Serving Near Real-Time Features at Scale
- Moscone South | Upper Mezzanine | 155
- 35 min
This presentation will first introduce the use case, which generates the price adjustments based on the network effect, and the corresponding model relies on the 108 near real-time features computed by Flink pipelines with the raw demand and supply events. Here is the simplified computation logic:
-The pipelines need to process the raw real-time events at the rate of 300k/s including both demand and supply
-Each event needs to be computed on the geospatial, temporal and other dimensions
-Each event contributes to the computation on the original hexagon and the 1K+ neighbours due to the fan-out effect of Kring smooth
-Each event contributions to the aggregation on multiple window sizes up to 32 minutes, sliding by 1 minute, or 63 windows in total
Next the presentation will briefly go through the DAG of the Flink pipeline before optimization and the issues we faced: the pipeline could not run stably due to OOM and backpressure.
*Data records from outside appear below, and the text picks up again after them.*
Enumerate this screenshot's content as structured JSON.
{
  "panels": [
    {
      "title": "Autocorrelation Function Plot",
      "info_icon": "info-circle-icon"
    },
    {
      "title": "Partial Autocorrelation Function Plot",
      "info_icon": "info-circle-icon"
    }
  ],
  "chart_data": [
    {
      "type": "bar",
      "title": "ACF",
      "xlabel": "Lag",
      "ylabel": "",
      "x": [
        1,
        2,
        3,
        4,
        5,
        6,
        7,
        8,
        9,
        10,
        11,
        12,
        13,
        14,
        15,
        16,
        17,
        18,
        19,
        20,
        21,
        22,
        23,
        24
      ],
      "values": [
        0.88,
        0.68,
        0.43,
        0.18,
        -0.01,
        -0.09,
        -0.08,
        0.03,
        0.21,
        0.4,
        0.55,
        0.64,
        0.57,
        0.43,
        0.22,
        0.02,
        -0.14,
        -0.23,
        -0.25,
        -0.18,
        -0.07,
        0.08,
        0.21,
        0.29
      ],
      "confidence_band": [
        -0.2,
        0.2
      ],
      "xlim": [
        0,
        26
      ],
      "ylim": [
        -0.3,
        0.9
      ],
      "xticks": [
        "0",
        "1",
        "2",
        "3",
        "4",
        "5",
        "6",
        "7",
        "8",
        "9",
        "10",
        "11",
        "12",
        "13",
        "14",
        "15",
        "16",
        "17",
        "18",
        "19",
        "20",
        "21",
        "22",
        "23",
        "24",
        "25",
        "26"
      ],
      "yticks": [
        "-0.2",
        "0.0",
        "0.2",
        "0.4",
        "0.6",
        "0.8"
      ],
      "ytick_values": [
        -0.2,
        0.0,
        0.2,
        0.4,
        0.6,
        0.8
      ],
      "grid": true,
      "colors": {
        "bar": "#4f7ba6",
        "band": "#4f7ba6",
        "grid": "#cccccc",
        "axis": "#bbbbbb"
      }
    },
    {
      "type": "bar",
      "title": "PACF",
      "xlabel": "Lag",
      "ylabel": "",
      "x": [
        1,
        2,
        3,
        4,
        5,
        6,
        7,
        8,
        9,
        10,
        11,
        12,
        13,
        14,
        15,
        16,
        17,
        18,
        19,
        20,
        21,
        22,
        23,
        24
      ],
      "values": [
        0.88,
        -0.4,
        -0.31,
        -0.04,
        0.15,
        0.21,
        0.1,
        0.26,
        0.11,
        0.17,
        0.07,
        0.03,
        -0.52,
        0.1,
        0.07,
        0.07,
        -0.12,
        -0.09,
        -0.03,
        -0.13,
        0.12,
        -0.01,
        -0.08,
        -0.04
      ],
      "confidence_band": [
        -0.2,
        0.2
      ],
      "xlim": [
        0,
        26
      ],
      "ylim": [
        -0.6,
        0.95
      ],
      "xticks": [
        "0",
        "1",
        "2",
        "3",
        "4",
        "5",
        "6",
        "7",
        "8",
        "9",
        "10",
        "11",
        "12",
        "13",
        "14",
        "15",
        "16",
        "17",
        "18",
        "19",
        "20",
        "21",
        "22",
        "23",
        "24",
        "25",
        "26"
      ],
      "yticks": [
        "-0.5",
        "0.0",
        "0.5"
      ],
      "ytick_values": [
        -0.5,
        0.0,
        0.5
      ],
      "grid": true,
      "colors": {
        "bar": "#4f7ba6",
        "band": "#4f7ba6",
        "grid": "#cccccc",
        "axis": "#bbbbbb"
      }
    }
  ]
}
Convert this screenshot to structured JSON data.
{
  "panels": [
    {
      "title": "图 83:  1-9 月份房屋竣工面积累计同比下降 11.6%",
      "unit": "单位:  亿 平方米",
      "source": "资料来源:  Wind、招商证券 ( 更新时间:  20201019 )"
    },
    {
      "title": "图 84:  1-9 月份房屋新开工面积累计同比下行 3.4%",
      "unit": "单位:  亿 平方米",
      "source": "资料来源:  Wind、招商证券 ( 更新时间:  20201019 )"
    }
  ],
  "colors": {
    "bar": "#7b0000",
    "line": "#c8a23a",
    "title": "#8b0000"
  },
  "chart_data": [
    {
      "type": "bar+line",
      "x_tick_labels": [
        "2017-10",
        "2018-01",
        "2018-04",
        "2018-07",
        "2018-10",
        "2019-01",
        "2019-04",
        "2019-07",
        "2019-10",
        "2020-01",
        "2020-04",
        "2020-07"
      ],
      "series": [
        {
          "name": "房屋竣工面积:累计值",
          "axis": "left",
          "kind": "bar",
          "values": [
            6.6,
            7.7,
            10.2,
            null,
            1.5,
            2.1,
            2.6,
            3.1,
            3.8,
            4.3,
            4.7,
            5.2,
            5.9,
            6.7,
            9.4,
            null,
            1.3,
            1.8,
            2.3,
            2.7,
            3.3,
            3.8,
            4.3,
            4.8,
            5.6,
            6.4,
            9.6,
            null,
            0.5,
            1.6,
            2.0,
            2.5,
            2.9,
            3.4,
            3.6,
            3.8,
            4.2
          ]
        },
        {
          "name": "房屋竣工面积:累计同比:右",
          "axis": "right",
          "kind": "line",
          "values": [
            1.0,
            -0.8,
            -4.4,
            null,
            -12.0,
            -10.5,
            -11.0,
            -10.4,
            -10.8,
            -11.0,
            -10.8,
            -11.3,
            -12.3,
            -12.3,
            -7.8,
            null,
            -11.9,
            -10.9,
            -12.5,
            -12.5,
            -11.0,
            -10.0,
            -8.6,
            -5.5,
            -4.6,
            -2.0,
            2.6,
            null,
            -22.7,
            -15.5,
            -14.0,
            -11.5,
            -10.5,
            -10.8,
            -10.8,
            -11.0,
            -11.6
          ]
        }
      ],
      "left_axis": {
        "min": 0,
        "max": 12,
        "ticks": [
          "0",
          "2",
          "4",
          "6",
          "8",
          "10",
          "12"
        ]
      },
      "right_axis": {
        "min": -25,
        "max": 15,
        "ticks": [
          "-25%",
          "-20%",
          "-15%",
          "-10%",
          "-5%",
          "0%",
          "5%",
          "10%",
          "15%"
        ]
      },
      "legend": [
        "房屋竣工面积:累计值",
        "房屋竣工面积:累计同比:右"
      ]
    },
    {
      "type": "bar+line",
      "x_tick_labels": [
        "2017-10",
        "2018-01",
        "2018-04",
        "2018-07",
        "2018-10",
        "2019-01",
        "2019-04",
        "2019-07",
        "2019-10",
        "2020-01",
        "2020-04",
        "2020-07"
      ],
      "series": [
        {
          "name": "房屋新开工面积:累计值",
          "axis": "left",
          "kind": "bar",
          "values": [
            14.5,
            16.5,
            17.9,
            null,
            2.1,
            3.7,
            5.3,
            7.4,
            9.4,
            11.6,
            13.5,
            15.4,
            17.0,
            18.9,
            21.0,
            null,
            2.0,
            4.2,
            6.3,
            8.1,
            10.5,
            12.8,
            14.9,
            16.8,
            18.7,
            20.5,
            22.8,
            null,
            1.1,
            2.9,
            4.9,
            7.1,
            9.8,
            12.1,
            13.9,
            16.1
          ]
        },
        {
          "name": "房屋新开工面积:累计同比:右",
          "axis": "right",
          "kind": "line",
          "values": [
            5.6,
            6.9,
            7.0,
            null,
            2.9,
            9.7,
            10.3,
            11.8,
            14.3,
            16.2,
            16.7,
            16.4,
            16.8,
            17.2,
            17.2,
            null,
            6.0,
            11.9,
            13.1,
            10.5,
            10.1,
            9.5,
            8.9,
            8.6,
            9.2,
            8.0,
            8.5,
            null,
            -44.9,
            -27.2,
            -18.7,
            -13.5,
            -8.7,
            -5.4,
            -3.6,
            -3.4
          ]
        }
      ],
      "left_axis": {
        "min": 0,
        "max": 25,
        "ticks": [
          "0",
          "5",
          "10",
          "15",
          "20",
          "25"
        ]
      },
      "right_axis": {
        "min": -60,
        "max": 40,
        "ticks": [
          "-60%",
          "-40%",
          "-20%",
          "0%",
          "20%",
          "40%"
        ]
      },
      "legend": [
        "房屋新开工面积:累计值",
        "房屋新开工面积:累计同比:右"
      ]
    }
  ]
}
The presentation will discuss how to optimize a streaming pipeline with the generic performance tuning framework, which focuses on three areas: Network, CPU and Memory, and five domains: Parallelism, Partition, Remote Call, Algorithm and Garbage Collector. The presentation will also show some example techniques being applied onto the pipelines by following the performance tuning framework.
Then the presentation will discuss one particular optimization technique: Customized Sliding Window.
Powering machine learning models with near real-time features can be quite challenging, due to computation logic complexity, write throughput, serving SLA, etc. In this talk, we have introduced some of the problems that we faced and our solutions to them, in the hope of aiding our peers in similar use cases.